St. Bernadette pray for us

(we have Fritz Werfel, espoused to Mahler's widow, to thank for a moving Lourdes narrative later filmed).

n.b. Sendak's book redacts significant aspects of an earlier treatment of the Bumble-Ardy meme
http://www.youtube.com/watch?v=3qh4xoEf9wE
(ham's not kosher of course. In telling the tale from a pig's eye view perhaps the author intentionally removed what his conscience knew was sacrilegious content - one can hope so)

Pentimento said...

Thanks for posting the beautiful Mahler.

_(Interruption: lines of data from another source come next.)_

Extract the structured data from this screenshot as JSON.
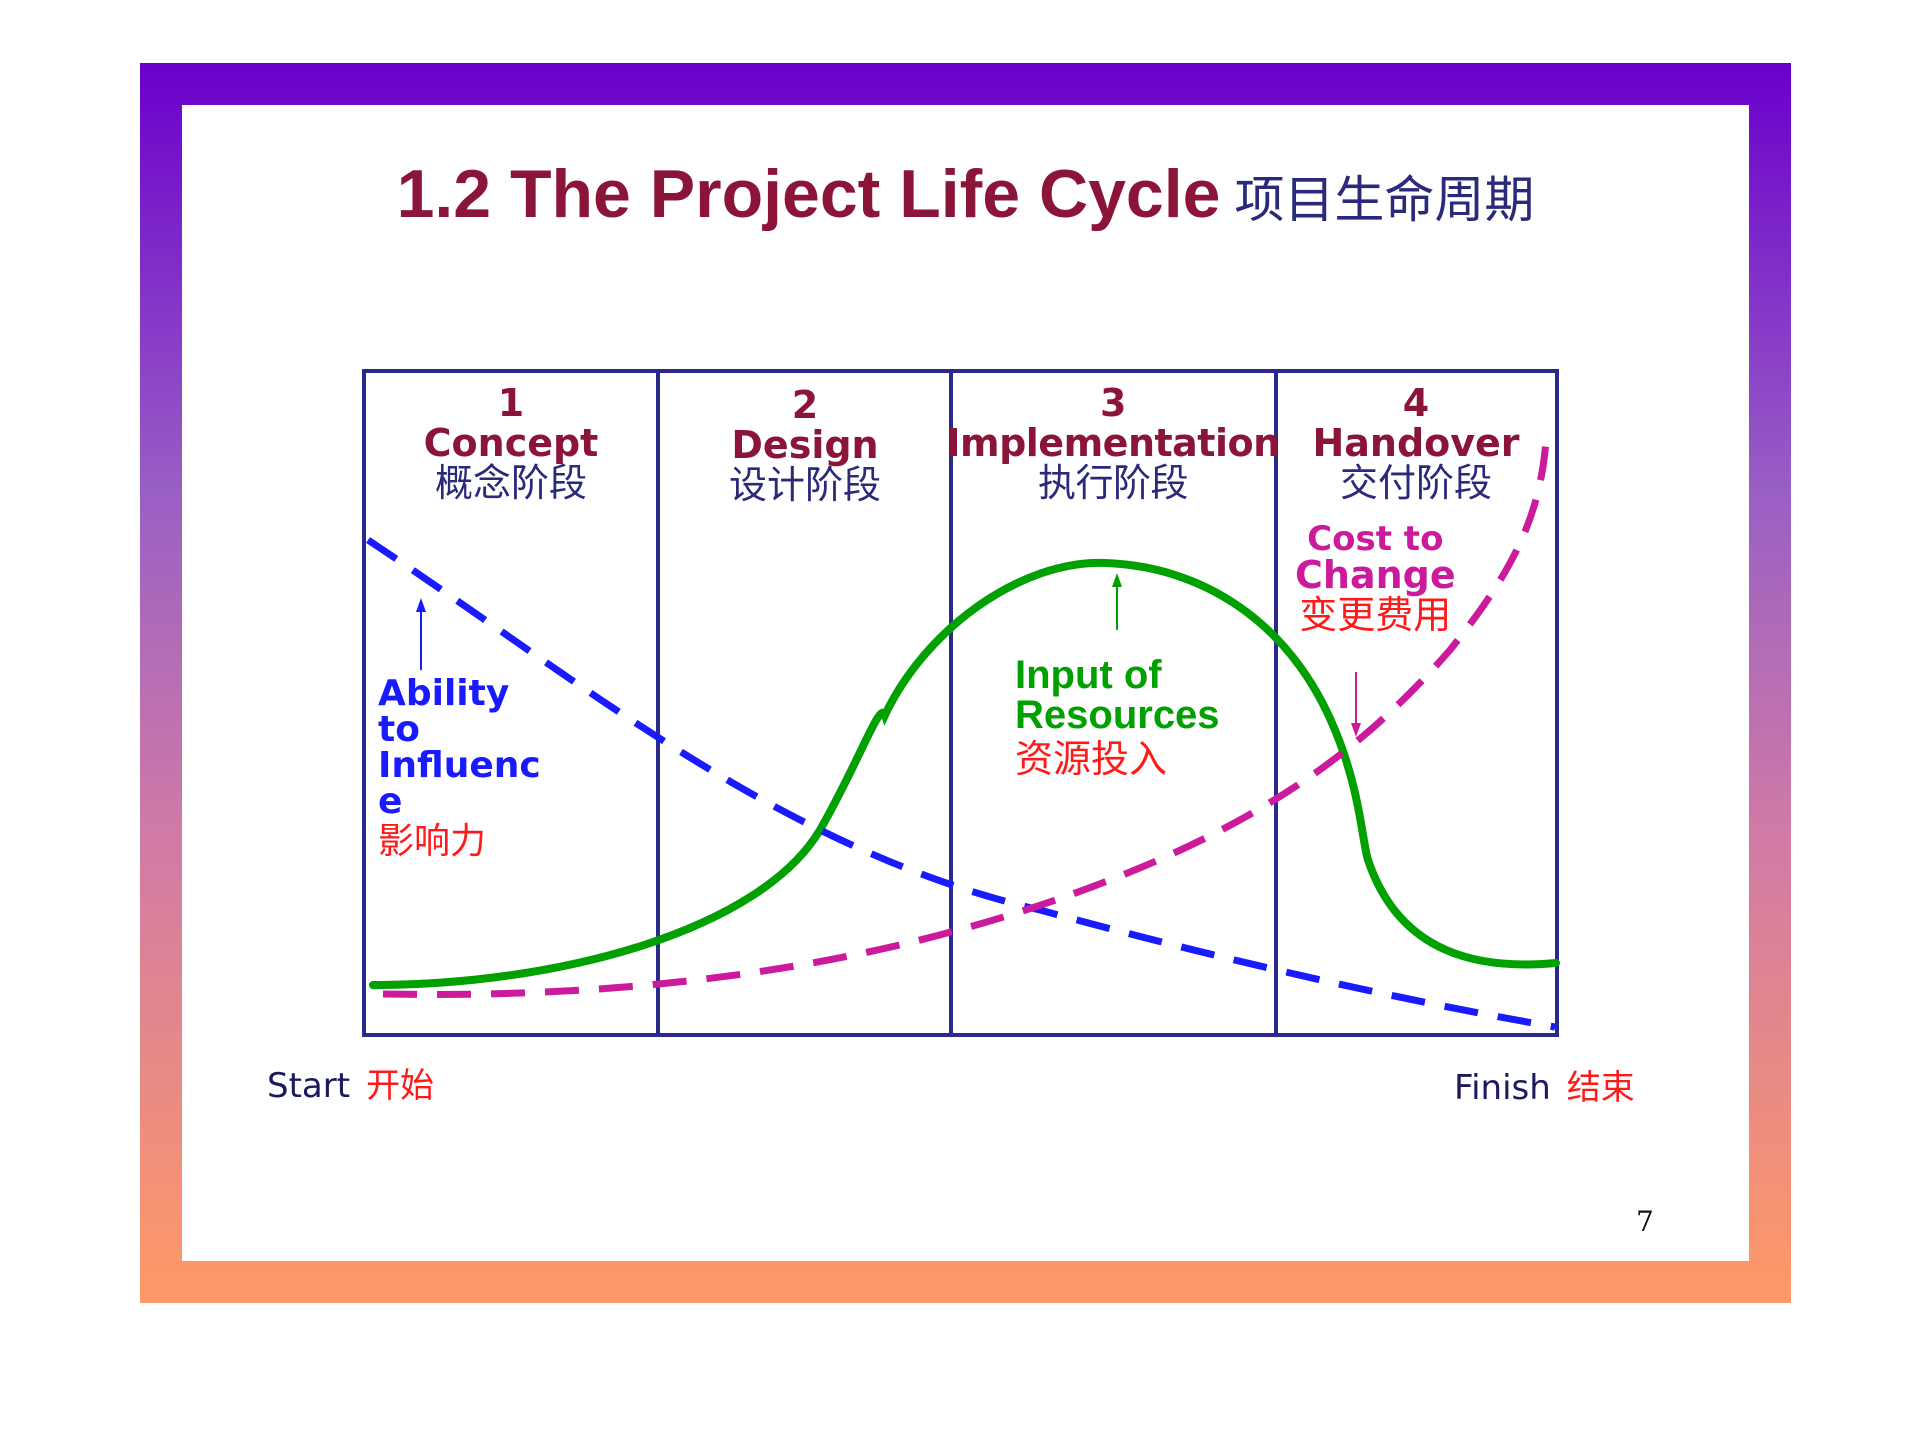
{
  "title": {
    "text": "1.2 The Project Life Cycle",
    "chinese": "项目生命周期"
  },
  "phases": [
    {
      "number": "1",
      "name": "Concept",
      "chinese": "概念阶段"
    },
    {
      "number": "2",
      "name": "Design",
      "chinese": "设计阶段"
    },
    {
      "number": "3",
      "name": "Implementation",
      "chinese": "执行阶段"
    },
    {
      "number": "4",
      "name": "Handover",
      "chinese": "交付阶段"
    }
  ],
  "curves": {
    "ability": {
      "lines": [
        "Ability",
        "to",
        "Influenc",
        "e"
      ],
      "chinese": "影响力",
      "color": "#1a1aff"
    },
    "resources": {
      "lines": [
        "Input of",
        "Resources"
      ],
      "chinese": "资源投入",
      "color": "#00a000"
    },
    "cost": {
      "lines": [
        "Cost to",
        "Change"
      ],
      "chinese": "变更费用",
      "color": "#cc1a9c"
    }
  },
  "axis": {
    "start": "Start",
    "start_chinese": "开始",
    "finish": "Finish",
    "finish_chinese": "结束"
  },
  "page_number": "7",
  "colors": {
    "frame_top": "#6a00cc",
    "frame_bottom": "#ff9966",
    "title": "#8b1538",
    "grid": "#2a2a8a"
  }
}
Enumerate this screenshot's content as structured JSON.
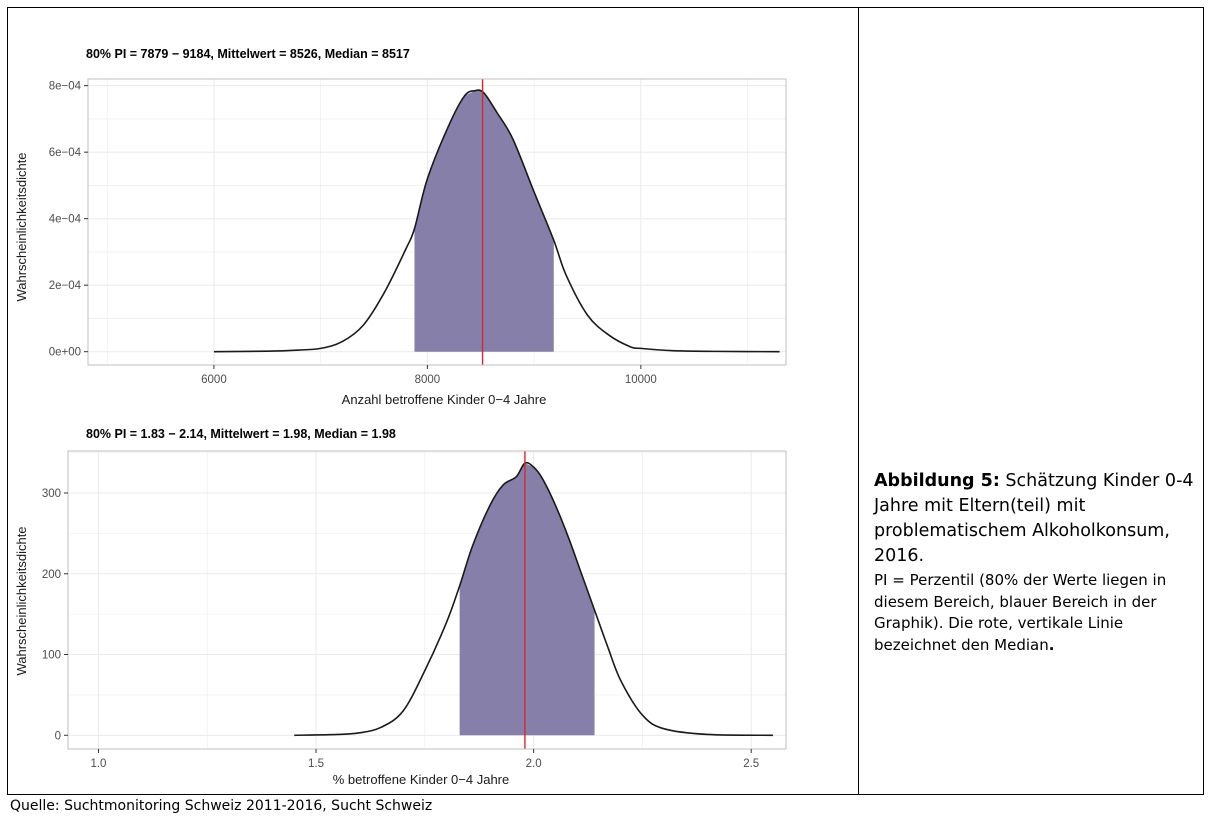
{
  "caption": {
    "label": "Abbildung 5:",
    "title": "Schätzung Kinder 0-4 Jahre mit Eltern(teil) mit problematischem Alkoholkonsum, 2016.",
    "note": "PI = Perzentil (80% der Werte liegen in diesem Bereich, blauer Bereich in der Graphik). Die rote, vertikale Linie bezeichnet den Median",
    "note_end": "."
  },
  "source": "Quelle: Suchtmonitoring Schweiz 2011-2016, Sucht Schweiz",
  "colors": {
    "fill": "#857fa9",
    "curve": "#1a1a1a",
    "median": "#d7262f",
    "grid": "#ebebeb",
    "panel_border": "#bfbfbf"
  },
  "chart_data": [
    {
      "type": "area",
      "title": "80% PI = 7879 − 9184, Mittelwert = 8526, Median = 8517",
      "xlabel": "Anzahl betroffene Kinder 0−4 Jahre",
      "ylabel": "Wahrscheinlichkeitsdichte",
      "xlim": [
        4820,
        11360
      ],
      "ylim": [
        -4e-05,
        0.00082
      ],
      "x_ticks": [
        6000,
        8000,
        10000
      ],
      "x_tick_labels": [
        "6000",
        "8000",
        "10000"
      ],
      "y_ticks": [
        0,
        0.0002,
        0.0004,
        0.0006,
        0.0008
      ],
      "y_tick_labels": [
        "0e+00",
        "2e−04",
        "4e−04",
        "6e−04",
        "8e−04"
      ],
      "grid": true,
      "pi": [
        7879,
        9184
      ],
      "median": 8517,
      "x": [
        6000,
        6500,
        6800,
        7000,
        7200,
        7400,
        7600,
        7800,
        7879,
        8000,
        8200,
        8350,
        8450,
        8500,
        8550,
        8650,
        8800,
        9000,
        9184,
        9300,
        9500,
        9700,
        9900,
        10000,
        10300,
        10700,
        11300
      ],
      "y": [
        0,
        1.5e-06,
        5e-06,
        1e-05,
        3e-05,
        8e-05,
        0.00018,
        0.00031,
        0.00037,
        0.00052,
        0.00068,
        0.00077,
        0.000785,
        0.000785,
        0.00077,
        0.00072,
        0.00064,
        0.00048,
        0.000335,
        0.00023,
        0.00011,
        5e-05,
        1.5e-05,
        1e-05,
        3e-06,
        1e-06,
        0
      ]
    },
    {
      "type": "area",
      "title": "80% PI = 1.83 − 2.14, Mittelwert = 1.98, Median = 1.98",
      "xlabel": "% betroffene Kinder 0−4 Jahre",
      "ylabel": "Wahrscheinlichkeitsdichte",
      "xlim": [
        0.93,
        2.58
      ],
      "ylim": [
        -17,
        352
      ],
      "x_ticks": [
        1.0,
        1.5,
        2.0,
        2.5
      ],
      "x_tick_labels": [
        "1.0",
        "1.5",
        "2.0",
        "2.5"
      ],
      "y_ticks": [
        0,
        100,
        200,
        300
      ],
      "y_tick_labels": [
        "0",
        "100",
        "200",
        "300"
      ],
      "grid": true,
      "pi": [
        1.83,
        2.14
      ],
      "median": 1.98,
      "x": [
        1.45,
        1.55,
        1.6,
        1.65,
        1.7,
        1.75,
        1.8,
        1.83,
        1.86,
        1.9,
        1.93,
        1.96,
        1.98,
        2.0,
        2.02,
        2.05,
        2.08,
        2.11,
        2.14,
        2.17,
        2.2,
        2.25,
        2.3,
        2.4,
        2.55
      ],
      "y": [
        0,
        1,
        3,
        10,
        30,
        80,
        140,
        185,
        235,
        285,
        310,
        320,
        337,
        332,
        318,
        285,
        245,
        200,
        155,
        110,
        68,
        25,
        8,
        1,
        0
      ]
    }
  ]
}
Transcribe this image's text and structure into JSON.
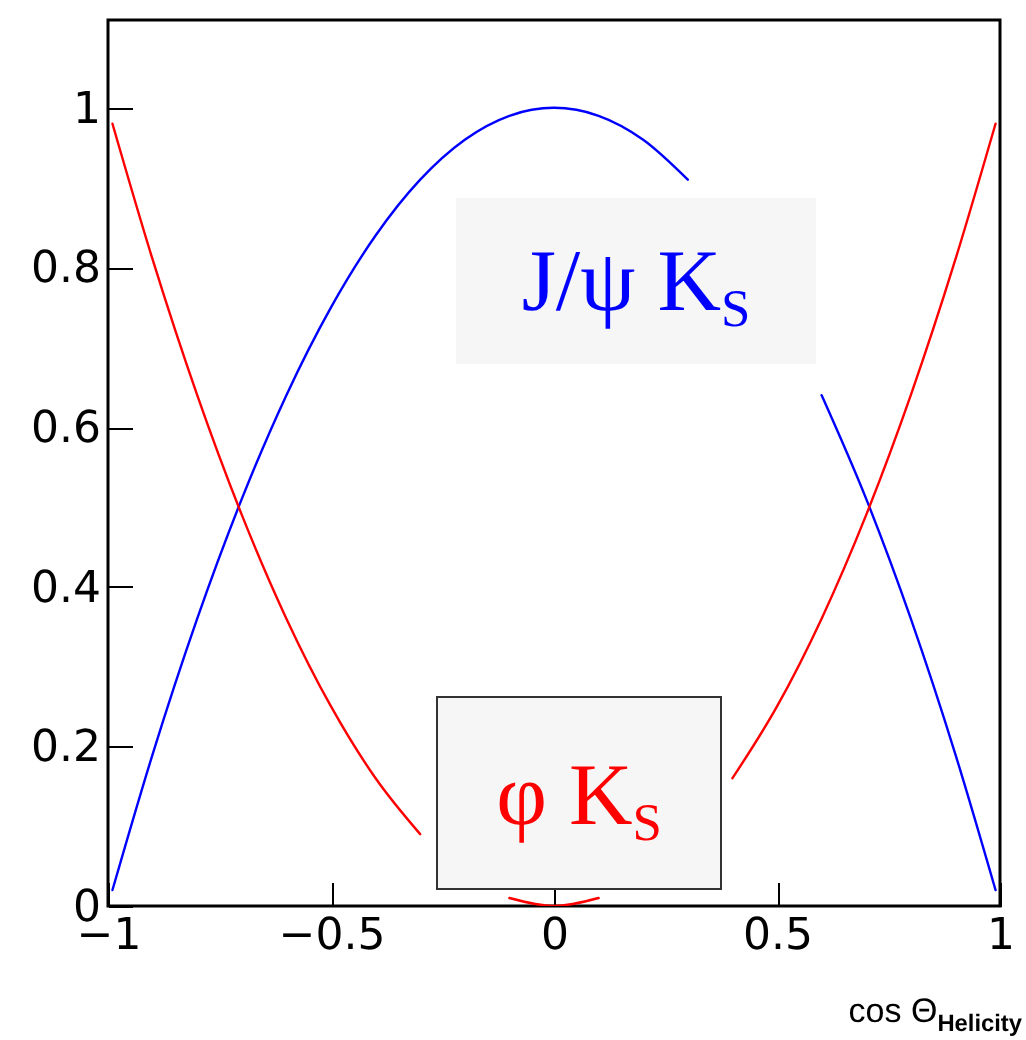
{
  "chart_data": {
    "type": "line",
    "xlabel": "cos Θ$_{Helicity}$",
    "xlim": [
      -1,
      1
    ],
    "xticks": [
      -1,
      -0.5,
      0,
      0.5,
      1
    ],
    "ylim": [
      0,
      1.11
    ],
    "yticks": [
      0,
      0.2,
      0.4,
      0.6,
      0.8,
      1
    ],
    "grid": false,
    "marker": "none",
    "line_style": "solid",
    "series": [
      {
        "name": "J/ψ K$_{S}$",
        "color": "#0000ff",
        "x": [
          -0.99,
          -0.9,
          -0.8,
          -0.7,
          -0.6,
          -0.5,
          -0.4,
          -0.3,
          -0.2,
          -0.1,
          0,
          0.1,
          0.2,
          0.3,
          0.4,
          0.5,
          0.6,
          0.7,
          0.8,
          0.9,
          0.99
        ],
        "values": [
          0.02,
          0.19,
          0.36,
          0.51,
          0.64,
          0.75,
          0.84,
          0.91,
          0.96,
          0.99,
          1,
          0.99,
          0.96,
          0.91,
          null,
          null,
          0.64,
          0.51,
          0.36,
          0.19,
          0.02
        ]
      },
      {
        "name": "φ K$_{S}$",
        "color": "#ff0000",
        "x": [
          -0.99,
          -0.9,
          -0.8,
          -0.7,
          -0.6,
          -0.5,
          -0.4,
          -0.3,
          -0.2,
          -0.1,
          0,
          0.1,
          0.2,
          0.3,
          0.4,
          0.5,
          0.6,
          0.7,
          0.8,
          0.9,
          0.99
        ],
        "values": [
          0.98,
          0.81,
          0.64,
          0.49,
          0.36,
          0.25,
          0.16,
          0.09,
          null,
          0.01,
          0,
          0.01,
          null,
          null,
          0.16,
          0.25,
          0.36,
          0.49,
          0.64,
          0.81,
          0.98
        ]
      }
    ]
  }
}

I'm a great admirer of Claudio Abbado's conducting.

Grace is strange and mercy is infinite; I have confidence in both regarding the great Maurice Sendak, whose death for me feels almost personal, as Pavarotti's did in 2007.

Clare Krishan said...

serendipity led me to chose that clip of the many on offer - just in case a reader arrives here by googling Sendak and Mahler, mourning or inconsolate, here's the poem (not being an afficionado I'm unsure how much was original in Friedrich Gottlieb Klopstock's 'Aufersteh'n' and how much is Mahler's own)

http://www.recmusic.org/lieder/get_text.html?TextId=22726

"As Herbert Reid later explained, Mahler's temperament sensed the imminent upheavals that were to shatter the rationality and optimism that had driven Western civilization up to World War I. His symphonies are spiritual quests that reflect a wholly modern ambivalence of joy and pain, faith and doubt, transcendence and perdition. Mahler was way ahead of his time. Only by the 1960s did his private anxieties at last become our own."

http://www.classicalnotes.net/classics/mahlersym2.html

and more surprising serendipity (or not, I found this AFTER my last post, I cannot claim to have know any of what follows for longer than five minutes ago!)

"A 2003 concert by the Lucerne Festival Orchestra led by Claudio Abbado (DG, 2 full-priced CDs) is far more bold. I must admit with some shame that I bought this out of morbid curiosity to see how Abbado’s near-fatal bout with cancer had affected his artistry. Claudio Abbado and the Lucerne Festival Orchestra (DG) As perverse as it might sound, the fact is that confrontations with mortality transformed artists like Dinu Lipatti and Ferenc Fricsay to produce transcendent performances that boosted their perception even beyond the extraordinary levels they had previously attained. After all, the sheer knowledge that a performance of a work is likely to be his last charges an artist with heightened responsibility and can endow the result with a special aura."